Genetics and Joint Alignment
Osteoarthritis runs in families, particularly for hand and hip involvement. Genetic factors influence the thickness and resilience of your cartilage, the shape and alignment of your joints, and how aggressively your immune system responds to joint damage. If your parents or siblings developed osteoarthritis, your own cartilage may be inherently less durable or your inflammatory responses more pronounced.
Joint alignment matters independently of genetics. Bow-legged or knock-kneed alignment concentrates force on one side of the knee, accelerating wear in that compartment. Previous fractures that healed with even slight misalignment change the distribution of forces across the joint surface, creating focal points of stress where cartilage deteriorates faster. These structural factors interact with every other risk factor: an overweight person with slight knee malalignment faces compounding risk that neither factor alone would produce.
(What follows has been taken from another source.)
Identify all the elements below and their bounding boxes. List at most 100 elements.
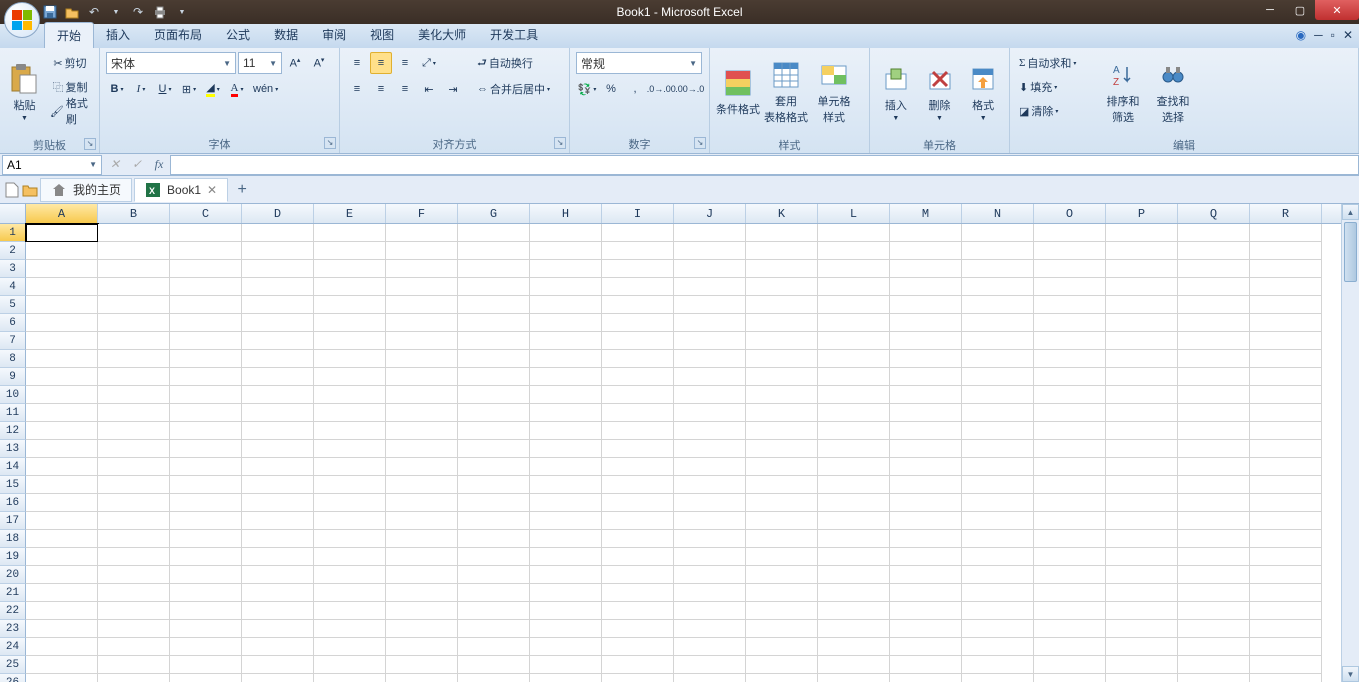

How Multiple Causes Interact
Osteoarthritis rarely has a single cause. In most cases, several risk factors converge. A postmenopausal woman with a history of knee injury and a physically demanding job is experiencing hormonal, traumatic, and mechanical drivers simultaneously. An overweight man with a family history of arthritis faces metabolic inflammation layered on top of genetic susceptibility. The 113% increase in global osteoarthritis cases since 1990 reflects population aging, rising obesity rates, and longer working lives all pushing in the same direction.
Understanding which factors apply to you matters because some are modifiable. You can’t change your age, sex, or genetics, but maintaining a healthy weight, protecting joints from injury, strengthening the muscles that support vulnerable joints, and modifying repetitive occupational exposures can all slow the process that leads from early cartilage changes to symptomatic disease. Currently, 344 million people live with osteoarthritis severe enough to benefit from rehabilitation, a number that underscores how much room exists for earlier intervention.